Кем вырастет он? Кем?
В нем есть что-то похожее на Клавдия. Та же рафинированная бледность лица, тонкие, девичьи пальцы и овал... Нет, нет! Нельзя клеветать на родного сына. Вадим никогда и ничем не повторит этого жалкого ублюдка! Никогда!.. Хотя...
Хотя как можно поручиться за будущее мальчика, растущего в холе и неге оранжерейного детства? Кто знает, каким его воспитает Цецилия? Не вырастет ли он квелым и неумелым дворянчиком? И снова...
И снова приходит на ум Клавдий. Он тоже был обережен от всего, что могли сделать за него другие. Его чуть ли не до пятнадцати лет обували, одевали и даже умывали няньки.
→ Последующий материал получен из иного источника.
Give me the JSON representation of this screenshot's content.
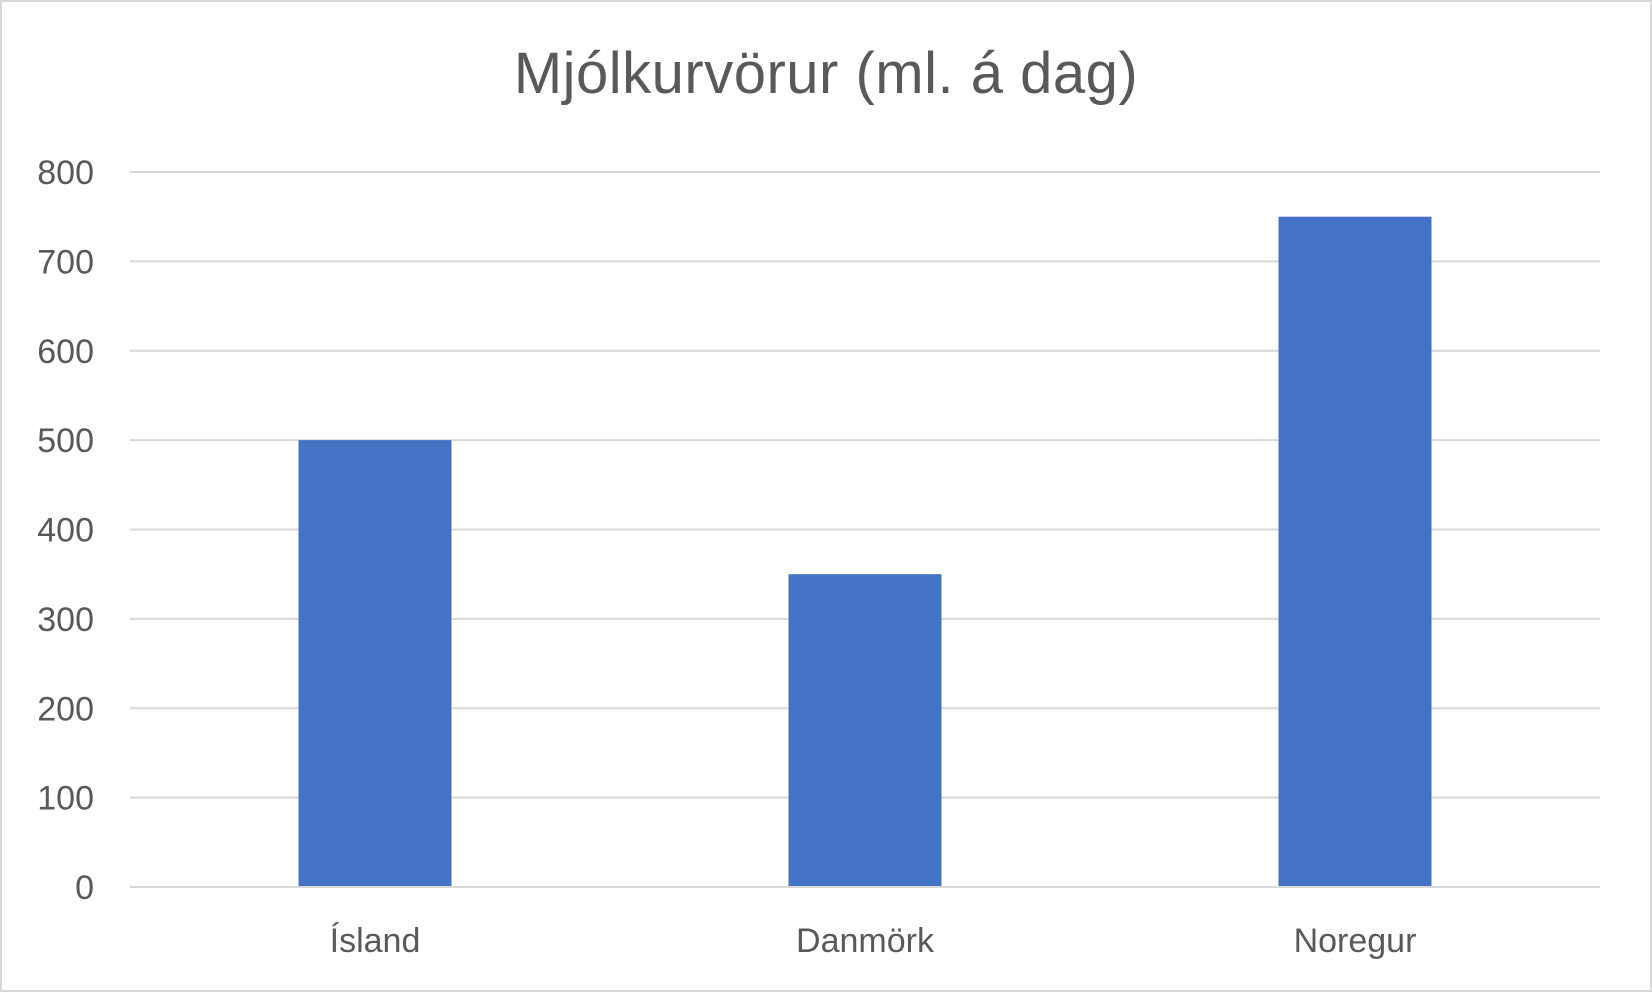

Молоховы тоже не чают души в маленьком тезке Платона. У них тоже несчитанные богатства и тьма возможностей. Но таким ли растет их мальчик? Он самостоятелен, пытлив, инициативен. Ему разрешено мастерить самоделки. Он сооружает из глины маленькие печи. У него набор детских инструментов. Его не оберегают от молотка, ножниц, щипцов... Сын Клавдия, не унаследовав ни одной его черты, предательски похож на Платона. В нем дедовская, акинфинская кровь.
В голову приходит ужасная мысль: может быть, Агния была «судьбой» Платона?
Нет? Тысячи раз нет! К черту эти черные мысли! Надо пригласить Строганова. Он уже вернулся из Молоховки и коротает время за сочинительством.
Платон подошел к большому концертному роялю, открыл его тяжелую, зеркально отполированную крышку, чтобы игра заставила прийти Вениамина. Его всегда приглашает рояль. Он говорит ему, что Платон не занят, отдаваясь музыке, и нельзя помешать придумывать свои «взаимности» и мечтать о великих свершениях.
Платон играл плохо. Но в его игре была то вдохновенная экспрессия, то одухотворенная мечтательность.
Открыта крышка клавиатуры. Зажжены канделябры на рояле. Музыка Чайковского требует праздничного, большого света. Она сама такова.
Придвинут стул. Найдена нужная высота винта. Взмах рук и...
И зазвучали первые божественные аккорды «Первого концерта». Есть ли что прекраснее этого гимна Свету... Любви... Бескрайности мира. Величию человека... Очаровываясь музыкой, зная первую треть концерта наизусть, Платон подумал, что хорошо было бы купить большой судостроительный завод.
«Первым концертом» заполнен весь дворец! Слышен он и в дальнем материнском крыле. Калерия Зоиловна знает, что к сыну нельзя приходить, когда он, как молитве, отдан игре на этой немецкой новокупленной музыке. Да и вообще к сыну нельзя приходить, не позвонивши по телефону. Теперь телефонов в доме не перечесть.
Строганов же знает, что к Тонни нужно приходить, когда он играет. Он любит, когда его слушают. Вениамин Викторович вошел в мягких, «бесшумных» валяных туфлях, опушенных мехом, и сел в дальнем уголке нарядной гостиной.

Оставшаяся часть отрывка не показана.